Настя выглянула в окно – они уже были за городом. Машину трясло на ухабах и выбоинах. Грунтовая дорога выглядела так, будто ее прицельно бомбили: вспученный грунт, наполненные льдом морозобойные трещины, ямы через каждые десять метров. Венки на обочинах красноречиво свидетельствовали о людской беспечности и регулировали скорость гораздо эффективнее дорожных знаков.

– Помнишь, я в прошлом году в Белоруссию ездил? – задумчиво произнес Смирнов.

Настя кивнула.

– Так вот, тамошние дороги гладкие, как стекло. Я видел, как их ремонтируют: сначала кладут фундамент, потом песочную подушку, следом – арматуру из металлической сетки. Последнюю чем-то заполняют и только потом заливают асфальтом. А у нас что? Щебенка! Вот и хватает новой машины на год-два. Миллионеры, блин! Правильно говорят англичане: «Русские называют дорогой то место, где они собираются проехать».

Девушка закрыла глаза. Пейзаж за окном не радовал: не январь, а черт-те что. Частые оттепели и дожди превратили зимнее убранство улиц в водянисто-серую жижу, которая при замерзании придавала дороге вид стиральной доски.

Нет бы морозец ядреный, снежок пушистый, переливающиеся на солнце крахмально-белые сугробы. Чтобы в снежки было можно поиграть, на санках с горы съехать, на лыжах покататься.

– Дэник, ты к лыжам как относишься?

– Резко отрицательно! – буркнул тот, растирая пальцами правое ухо.

От удивления Анастасия открыла глаза. Ей казалось, что о пристрастиях и антипатиях Смирнова она знает все. Ан нет!

– Почему?

– Печальная история. Не люблю ее вспоминать.

– Дэнчик, миленький, расскажи! Умираю от любопытства, – запрыгала девушка мячиком.

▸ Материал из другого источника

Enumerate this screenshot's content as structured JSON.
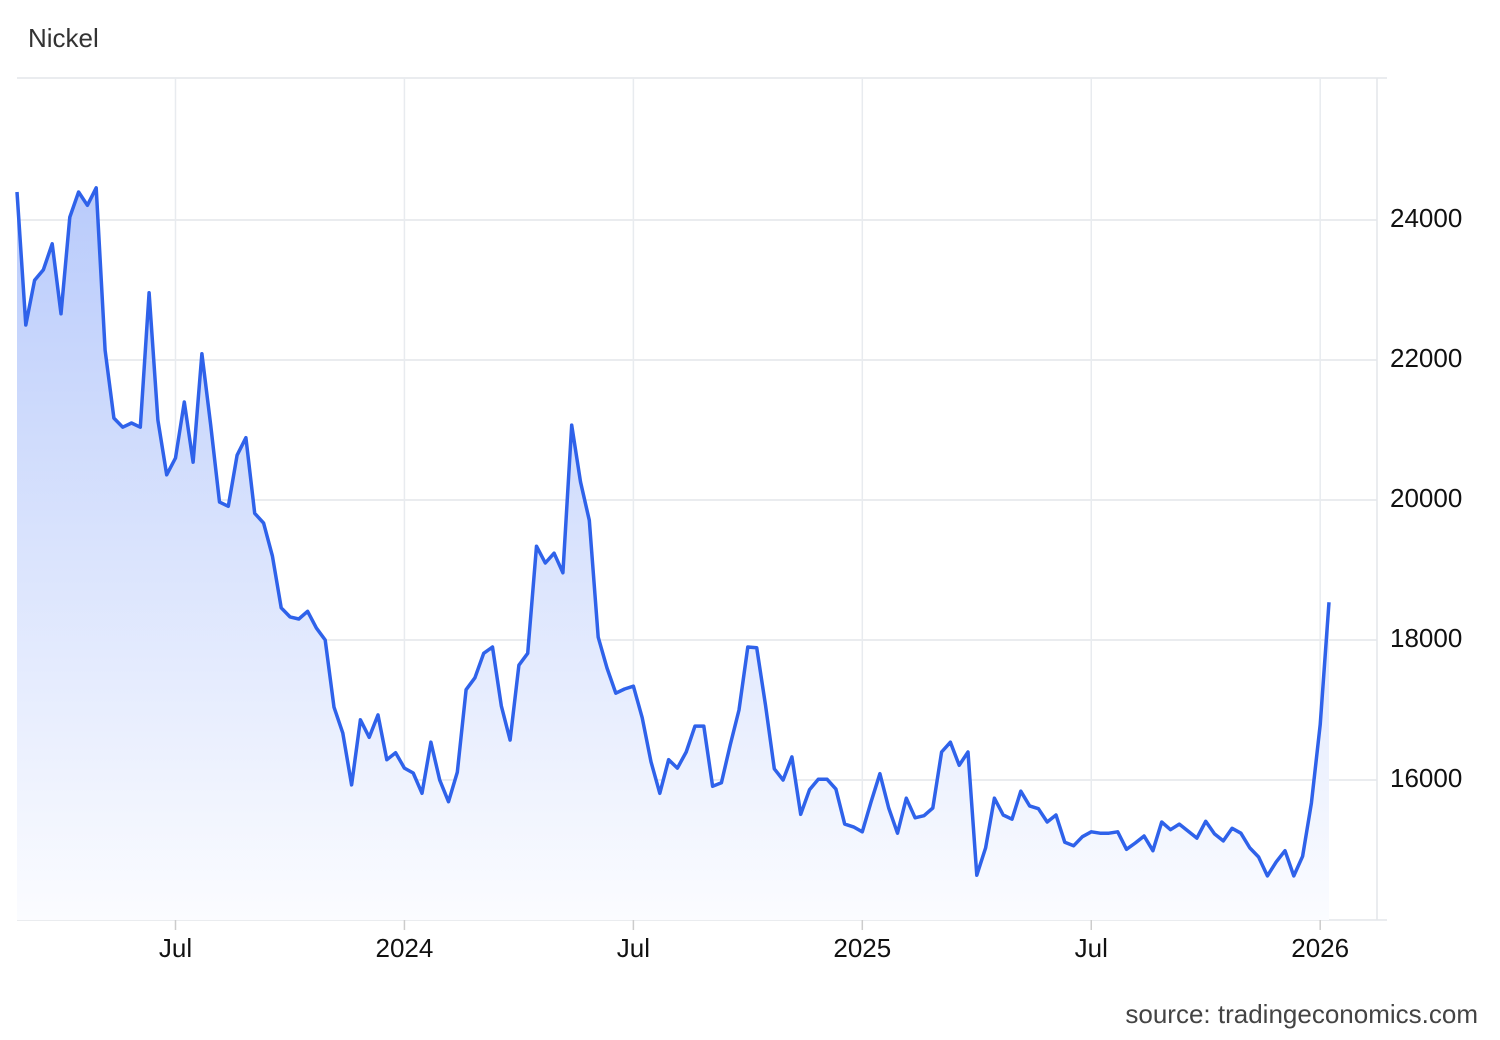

– Ладно, слушай, – почесал он теперь уже левое ухо. – Учился я тогда на втором курсе. На зимней студенческой спартакиаде сбился с лыжни и попер фиг знает куда. Мороз в тот день был просто зверский. Несколько часов я блудил по лесу, но таки выбрался и, совершенно обессиленный, показался на финише. Напуганный физрук тут же усадил меня в свой «Москвичок» и отвез в травматологическое отделение горбольницы. Там я был смазан густой, крепко пахнущей мазью, перебинтован и оставлен до утра.

В полночь начались нестерпимые боли, поднялась температура. В башке гремели колокола. Уши горели огнем. Время от времени я впадал в сумеречное состояние. Иногда совсем отключался. Под утро сознание прояснилось. Чувствую – разбинтован. Открываю глаза, а вокруг меня – толпа Айболитов. Консилиум, так сказать. С грустью смотрят на мои уши, тихо переговариваются по-латыни. И тут мой слух выхватывает фразу по-русски: «Не согласен, коллега! Левое можно сохранить».

«Неееет!» – заорал я изо всех сил.

По распоряжению доктора, сестра попыталась ввести мне успокоительное. Я решил, что меня хотят усыпить и отвезти в операционную. Кричал, брыкался, никого к себе не подпускал. Пожилой доктор с козлиной бородкой стал объяснять мне, что такие операции проводятся только с письменного согласия больного или его родственников, если он сам находится «в отключке».

«Ага, – думаю, – нашел дурачка. Зубы мне сейчас заговорит, потом локаторы скальпелем отпилит и псам больничным скормит – вон их сколько по двору шатается».

У Насти от смеха на глазах выступили слезы.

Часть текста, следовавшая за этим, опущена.